Per decenni un’autentica chimera: la fusione nucleare si promette di regalarci un’energia pulita, sicura, economica, in quantità tale da soddisfare tutti i nostri bisogni. Attualmente come sappiamo le centrali nucleari moderne sfruttano il principio della fissione nucleare controllata. I problemi che gli scienziati hanno incontrato nella fusione nucleare che i ripetuti annunci sono apparsi fin da sempre sensazionalistici e privi di un’effettiva concretezza che rappresentasse una svolta. Oggi la fusione nucleare è ancora un sogno al quale si dedicano scienziati, centri di ricerca e tecnici di tutto il mondo, impegnati a ottenere le innovazioni e gli strumenti necessari per realizzare una centrale nucleare a fusione.
Già negli anni ’80, con il clamore rappresentato dai gravi incidenti di Three Miles Island e Chernobyl si erano avanzate delle date approssimative per riuscire a mettere insieme le tecnologie per costruire un reattore nucleare a fusione. Una data che veniva spesso indicata era quella del 2010, poi quella del 2020. Secondo le ricerche attuali non sarà possibile avere un reattore nucleare a fusione (che sostanzialmente simula le reazioni ad alte pressioni tipiche delle stelle) prima del 2050. Il progetto di più ampio respiro è quello denominato ITER, che può vantare su diverse decine di miliardi di euro di budget e che mira solamente a dimostrare come sia possibile ottenere l’eccedenza di energia utilizzabile a partire dalla fusione nucleare. Quindi non si tratta nemmeno di una prima centrale atomica sperimentale, ma di un progetto destinato a confermare la validità scientifica dell’assunto, sperando che appunto entro 30 anni da quella data, si ottenga il primo vero reattore per la produzione di energia consumabile.
Il campo complesso della fisica nucleare ha prodotto due risultati nel frattempo di sicuro impatto. Il primo teorico ha dimostrato che i nuclei di atomi pesanti, come il plutonio e l’uranio, possono essere scissi in particelle più piccole, liberando grandissime quantità di energia.
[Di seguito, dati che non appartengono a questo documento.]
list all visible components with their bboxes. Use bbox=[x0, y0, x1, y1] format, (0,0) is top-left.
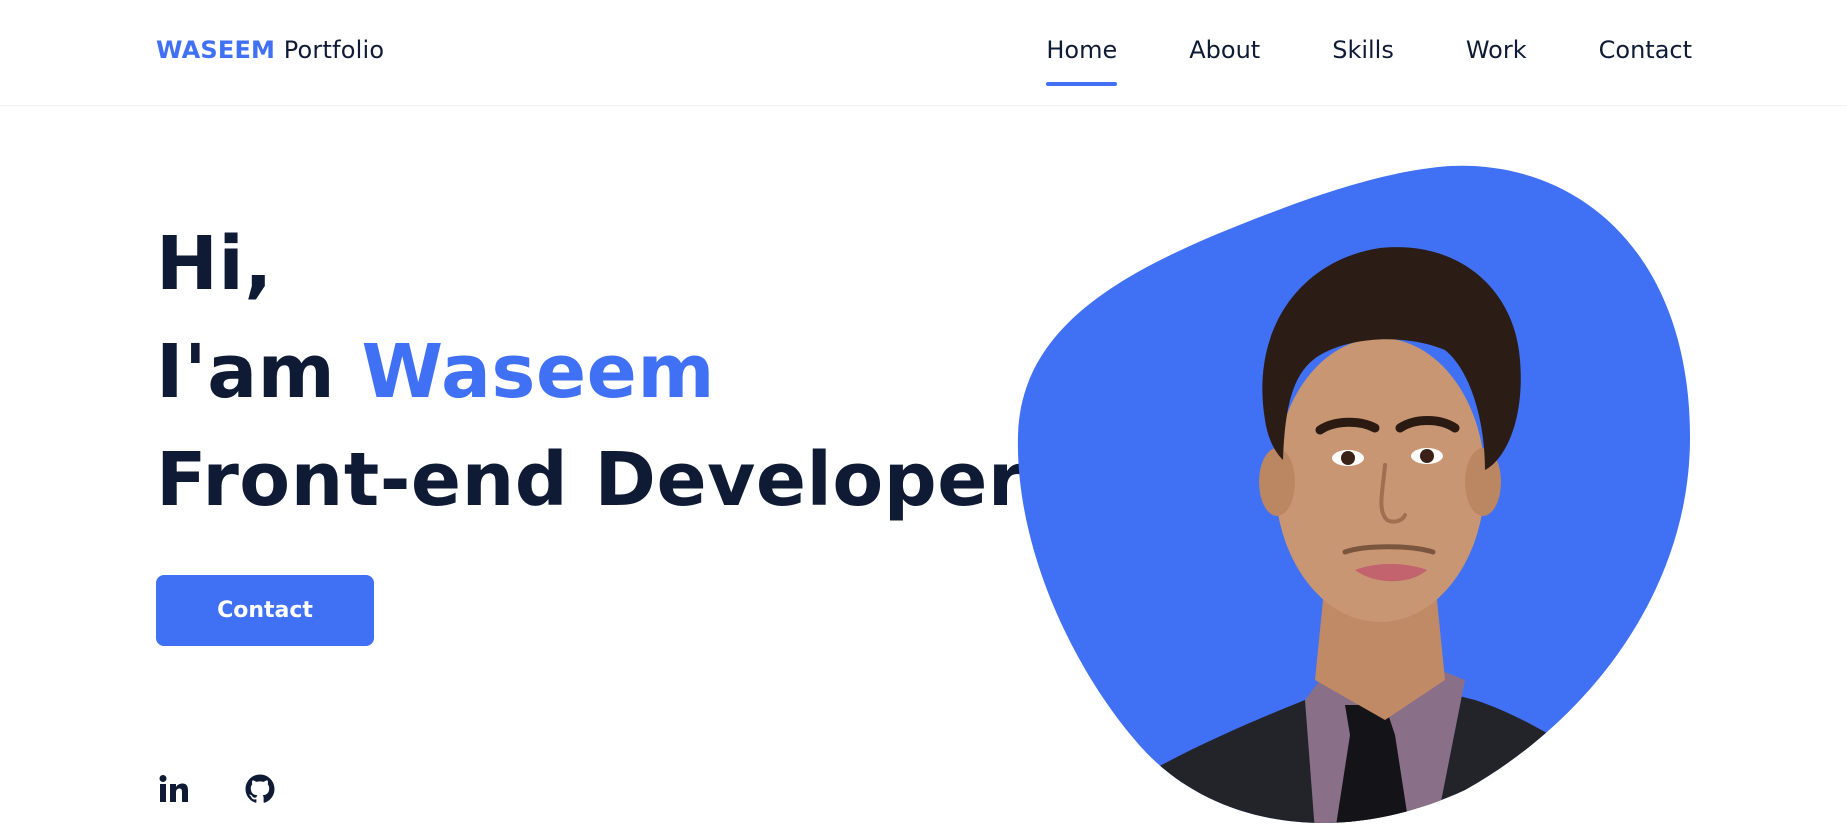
profile-image bbox=[1015, 160, 1695, 832]
linkedin-icon[interactable] bbox=[158, 773, 190, 805]
logo[interactable]: WASEEM Portfolio bbox=[156, 36, 384, 64]
logo-accent: WASEEM bbox=[156, 36, 276, 64]
hero-intro-prefix: I'am bbox=[156, 329, 362, 415]
social-links bbox=[158, 773, 276, 805]
nav-contact[interactable]: Contact bbox=[1599, 36, 1692, 64]
main-nav: Home About Skills Work Contact bbox=[974, 36, 1692, 86]
hero-role: Front-end Developer bbox=[156, 437, 1025, 523]
github-icon[interactable] bbox=[244, 773, 276, 805]
hero-intro: I'am Waseem bbox=[156, 318, 1025, 426]
nav-home[interactable]: Home bbox=[1046, 36, 1117, 86]
nav-about[interactable]: About bbox=[1189, 36, 1260, 64]
nav-work[interactable]: Work bbox=[1466, 36, 1527, 64]
hero-greeting: Hi, bbox=[156, 221, 273, 307]
nav-skills[interactable]: Skills bbox=[1332, 36, 1394, 64]
site-header: WASEEM Portfolio Home About Skills Work … bbox=[0, 0, 1847, 106]
hero-name: Waseem bbox=[361, 329, 715, 415]
contact-button[interactable]: Contact bbox=[156, 575, 374, 646]
hero-heading: Hi, I'am Waseem Front-end Developer bbox=[156, 210, 1025, 534]
logo-text: Portfolio bbox=[283, 36, 385, 64]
Questo procedimento è chiamato “fissione nucleare” e avviene per mezzo del bombardamento di nuclei atomici pesanti, gli elementi radioattivi della tabella periodica, contraddistinti da un alto numero atomico. In un reattore nucleare basato sul principio della fissione, si ottiene lo stesso tipo di reazione, impiegando materiale fissile che produce una reazione a catena di liberazione dei neutroni. Queste particelle entrano in collisione con altri nuclei posti in un’apposita pila, per creare una serie controllata di fissioni nucleari, che possono essere tarate utilizzando materiali moderatori come la grafite, che assorbono i neutroni, impedendo così la reazione incontrollata tipica delle esplosioni nucleari. Il principio della fissione priva del moderatore è dietro il funzionamento dell’ordigno atomico che ha raso al suo Hiroshima nel 1945. Il primo reattore nucleare a fissione fu teorizzato e costruito sotto la supervisione di Enrico Fermi, il grande fisico italiano, premio Nobel nel 1938.
Il secondo risultato acquisito è stato quello di comprendere bene le reazioni che trasformano la massa in energia all’interno delle stelle. In questo caso le grandi pressioni all’interno di un corpo di quelle dimensioni, con una tale massa e quelle alte temperature, sono in grado letteralmente di fondere gli atomi leggeri, trasformandoli in atomi via via più pesanti, attraverso la fusione di più nuclei. Il punto, per riprodurre una piccola stella in un reattore, è quello di aver a disposizione il combinato di pressione, temperatura e materia. Mentre per le prime due non esiste un problema, perché siamo in grado di simulare alte pressioni e di aver materia da fondere in grande quantità (l’idrogeno è una risorsa quasi infinita), la vera sfida riguarda l’alta temperatura richiesta per innescare le reazioni. Nel progetto ITER si intende produrre del plasma attraverso complesse interazioni elettromagnetiche, che dispensino dalla necessità di impiegare energia per produrne dell’altra (calore).